The proclamation has also given a green light for the formation of additional trading platforms under the securities exchanges as alternative or additional. But on the explanation document that has been presented to parliament, the article that mention for the formation of other capital market is considering the possibilities in the far future not the short- and medium-term situation.
“It is not expected that the country will have more than one capital market actor up to midterm but it is crucial to put the article on the proclamation since it may be required in the future when others demand to establish a similar share company,” the explanation document said.
Article 32 sub article one said that the authority may grant license to other securities exchanges or derivatives exchanges or over the counter trading platforms which shall be established as share companies.
Under part 8 of public offering and trading of securities article 79 that is ‘offer of asset backed securities’ sub article one said that an offer of asset-backed securities shall be made only if they are issued by a special purpose vehicle.
This may give right to foreign actors to be involved on the financial sector indirectly or allowed banks to borrow from foreigner sources in other direction than the existed banking law of the country.

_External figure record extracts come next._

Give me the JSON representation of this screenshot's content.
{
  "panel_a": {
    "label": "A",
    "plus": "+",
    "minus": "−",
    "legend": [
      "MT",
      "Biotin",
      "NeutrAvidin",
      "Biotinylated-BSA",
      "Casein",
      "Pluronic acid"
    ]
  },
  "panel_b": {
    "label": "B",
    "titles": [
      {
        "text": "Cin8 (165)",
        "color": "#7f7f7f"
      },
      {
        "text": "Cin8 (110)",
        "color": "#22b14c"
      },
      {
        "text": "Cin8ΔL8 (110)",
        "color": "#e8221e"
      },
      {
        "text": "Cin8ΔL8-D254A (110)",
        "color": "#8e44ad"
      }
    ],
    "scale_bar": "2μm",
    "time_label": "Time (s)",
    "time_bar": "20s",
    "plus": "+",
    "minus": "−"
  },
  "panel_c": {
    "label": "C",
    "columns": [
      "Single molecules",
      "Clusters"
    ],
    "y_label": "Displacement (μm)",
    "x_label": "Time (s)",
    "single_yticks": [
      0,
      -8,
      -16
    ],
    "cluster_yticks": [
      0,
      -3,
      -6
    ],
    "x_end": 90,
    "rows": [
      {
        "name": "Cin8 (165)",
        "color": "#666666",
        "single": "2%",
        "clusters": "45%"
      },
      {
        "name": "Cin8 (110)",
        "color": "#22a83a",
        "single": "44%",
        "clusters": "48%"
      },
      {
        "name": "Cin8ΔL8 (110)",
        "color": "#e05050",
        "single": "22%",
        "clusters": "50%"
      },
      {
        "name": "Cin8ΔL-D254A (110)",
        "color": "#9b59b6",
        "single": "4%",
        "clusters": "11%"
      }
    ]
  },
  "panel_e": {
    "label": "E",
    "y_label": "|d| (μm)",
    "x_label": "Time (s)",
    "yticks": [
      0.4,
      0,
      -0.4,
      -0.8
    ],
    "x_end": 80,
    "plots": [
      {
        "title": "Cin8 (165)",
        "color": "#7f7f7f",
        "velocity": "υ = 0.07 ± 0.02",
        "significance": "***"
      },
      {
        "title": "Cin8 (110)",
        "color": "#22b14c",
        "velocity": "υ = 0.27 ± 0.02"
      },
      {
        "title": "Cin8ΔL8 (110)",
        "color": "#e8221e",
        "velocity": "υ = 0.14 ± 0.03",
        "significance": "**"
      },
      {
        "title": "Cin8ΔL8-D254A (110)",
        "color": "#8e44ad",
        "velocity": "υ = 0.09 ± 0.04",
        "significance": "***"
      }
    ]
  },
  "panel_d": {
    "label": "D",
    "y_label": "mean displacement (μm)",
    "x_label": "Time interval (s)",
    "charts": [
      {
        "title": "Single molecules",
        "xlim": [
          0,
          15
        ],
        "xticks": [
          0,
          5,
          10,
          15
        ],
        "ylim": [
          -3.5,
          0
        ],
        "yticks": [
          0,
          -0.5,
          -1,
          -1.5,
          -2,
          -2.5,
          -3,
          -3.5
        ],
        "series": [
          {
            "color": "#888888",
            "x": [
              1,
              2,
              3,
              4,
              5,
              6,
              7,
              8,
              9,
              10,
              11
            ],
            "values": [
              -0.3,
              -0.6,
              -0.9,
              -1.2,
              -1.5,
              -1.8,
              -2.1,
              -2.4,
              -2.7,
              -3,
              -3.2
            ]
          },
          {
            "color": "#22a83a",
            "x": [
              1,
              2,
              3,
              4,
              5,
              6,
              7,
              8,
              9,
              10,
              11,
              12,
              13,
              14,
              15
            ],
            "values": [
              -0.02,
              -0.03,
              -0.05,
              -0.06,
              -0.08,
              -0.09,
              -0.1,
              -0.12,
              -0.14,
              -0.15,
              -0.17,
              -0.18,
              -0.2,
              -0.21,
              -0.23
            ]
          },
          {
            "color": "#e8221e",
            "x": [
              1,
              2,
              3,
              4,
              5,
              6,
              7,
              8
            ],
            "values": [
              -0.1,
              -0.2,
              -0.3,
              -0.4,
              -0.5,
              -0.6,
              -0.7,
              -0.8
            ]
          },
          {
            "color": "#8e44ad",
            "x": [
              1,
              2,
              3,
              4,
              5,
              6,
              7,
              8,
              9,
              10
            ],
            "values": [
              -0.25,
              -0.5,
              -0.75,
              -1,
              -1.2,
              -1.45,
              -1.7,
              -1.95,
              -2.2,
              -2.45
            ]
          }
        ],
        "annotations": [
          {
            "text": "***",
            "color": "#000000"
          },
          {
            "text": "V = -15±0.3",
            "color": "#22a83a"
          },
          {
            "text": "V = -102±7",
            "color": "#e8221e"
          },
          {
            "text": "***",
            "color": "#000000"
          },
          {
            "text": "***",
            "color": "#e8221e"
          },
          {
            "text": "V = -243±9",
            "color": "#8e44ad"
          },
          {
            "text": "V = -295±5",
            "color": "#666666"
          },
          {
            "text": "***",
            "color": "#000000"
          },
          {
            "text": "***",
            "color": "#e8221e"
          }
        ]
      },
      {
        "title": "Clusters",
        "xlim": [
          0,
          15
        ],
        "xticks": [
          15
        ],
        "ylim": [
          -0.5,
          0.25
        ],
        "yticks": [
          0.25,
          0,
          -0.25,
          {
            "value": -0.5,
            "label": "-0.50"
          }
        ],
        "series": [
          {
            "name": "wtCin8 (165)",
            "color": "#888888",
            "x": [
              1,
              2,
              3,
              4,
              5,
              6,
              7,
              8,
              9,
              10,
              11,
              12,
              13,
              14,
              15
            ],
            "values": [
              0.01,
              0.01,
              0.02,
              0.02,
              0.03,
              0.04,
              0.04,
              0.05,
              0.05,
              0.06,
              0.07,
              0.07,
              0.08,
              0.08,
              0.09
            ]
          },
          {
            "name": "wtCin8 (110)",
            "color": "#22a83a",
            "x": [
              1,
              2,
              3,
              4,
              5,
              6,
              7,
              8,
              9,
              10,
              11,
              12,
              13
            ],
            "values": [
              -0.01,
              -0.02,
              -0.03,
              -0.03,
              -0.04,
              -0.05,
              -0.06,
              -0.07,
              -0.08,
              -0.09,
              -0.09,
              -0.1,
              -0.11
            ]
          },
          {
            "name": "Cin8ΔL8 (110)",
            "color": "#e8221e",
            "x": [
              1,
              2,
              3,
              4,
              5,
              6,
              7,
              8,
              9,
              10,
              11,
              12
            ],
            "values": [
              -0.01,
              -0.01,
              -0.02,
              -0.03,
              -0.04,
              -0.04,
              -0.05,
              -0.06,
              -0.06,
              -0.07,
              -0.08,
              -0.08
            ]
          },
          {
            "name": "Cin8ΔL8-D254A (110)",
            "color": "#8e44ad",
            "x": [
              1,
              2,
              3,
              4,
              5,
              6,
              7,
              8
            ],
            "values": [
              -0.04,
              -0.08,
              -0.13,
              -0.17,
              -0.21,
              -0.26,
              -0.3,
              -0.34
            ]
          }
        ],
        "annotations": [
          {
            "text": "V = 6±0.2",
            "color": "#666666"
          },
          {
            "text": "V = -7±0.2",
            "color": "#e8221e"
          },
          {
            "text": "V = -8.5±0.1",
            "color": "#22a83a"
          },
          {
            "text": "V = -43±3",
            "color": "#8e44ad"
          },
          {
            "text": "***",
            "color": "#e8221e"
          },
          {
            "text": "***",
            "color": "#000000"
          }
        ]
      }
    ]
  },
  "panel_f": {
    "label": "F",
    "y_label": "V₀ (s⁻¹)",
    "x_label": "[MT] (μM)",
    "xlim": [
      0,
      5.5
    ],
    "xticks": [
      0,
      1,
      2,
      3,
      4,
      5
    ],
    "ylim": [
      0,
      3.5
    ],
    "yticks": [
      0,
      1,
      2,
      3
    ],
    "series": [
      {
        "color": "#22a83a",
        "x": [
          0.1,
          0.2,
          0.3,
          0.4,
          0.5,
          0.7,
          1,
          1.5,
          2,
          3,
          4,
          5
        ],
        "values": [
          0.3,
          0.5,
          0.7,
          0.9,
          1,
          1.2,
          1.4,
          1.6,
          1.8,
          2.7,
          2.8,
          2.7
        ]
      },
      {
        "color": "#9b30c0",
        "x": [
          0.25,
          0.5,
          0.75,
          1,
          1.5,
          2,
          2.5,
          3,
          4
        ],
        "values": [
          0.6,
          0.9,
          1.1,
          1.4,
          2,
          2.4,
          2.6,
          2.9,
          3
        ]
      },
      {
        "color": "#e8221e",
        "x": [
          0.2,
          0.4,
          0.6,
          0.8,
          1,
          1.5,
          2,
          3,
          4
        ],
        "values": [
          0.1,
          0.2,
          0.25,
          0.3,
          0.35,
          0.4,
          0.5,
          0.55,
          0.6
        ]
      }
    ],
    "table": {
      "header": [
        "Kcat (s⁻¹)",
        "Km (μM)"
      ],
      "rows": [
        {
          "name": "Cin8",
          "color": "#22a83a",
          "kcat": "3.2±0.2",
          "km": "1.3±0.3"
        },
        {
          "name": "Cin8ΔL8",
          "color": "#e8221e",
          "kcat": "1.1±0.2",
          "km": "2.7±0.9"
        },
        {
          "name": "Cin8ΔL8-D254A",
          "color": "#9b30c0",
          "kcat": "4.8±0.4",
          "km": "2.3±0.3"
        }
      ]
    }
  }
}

“Such kind of sophisticated secondary market may not in the current level be present since the initial stage will focus on easy forms of the market,” the explanation says, “the authority will have additional legal frameworks to implement the article that stated in part 8 in the future.”
It added that the proclamation at the current stage shall benefit for the trading of simple asset backed securities.
“For instance foreign development partners may not be able to provide finance for small and medium companies since the existing banking business proclamation is closed for foreigners, while asset backed securities trading rules stated under this proclamation banks who provide loans for small and medium companies can created the loan or asset backed securities and trade it for foreign investors who are interested to invest on small and medium companies,” it said and explained that such scheme shall create conducive environment for small enterprises to assess who cannot be able to access the current financing platform besides supporting the overall economic growth.
The proclamation has also given a right for collective investment scheme that mobilize fund from small shareholders to invest on different securities.
The proclamation that is divided in 14 parts has 114 articles and it is expected to be ratified in the near future to realize the scheme which is also stated as alternative financial source besides the traditional scheme not only for the private sector but the government, who access finance from the central bank to fill the budget deficit but it is stated as one of the major instruments for inflation since it is a money print.
It has also stated to modernize the monetary policy of the country with additional alternative models.
About half a century ago Ethiopia had experienced a similar stock market that was regulated by the National Bank of Ethiopia but halted when command economy become effective in the second half of 1970.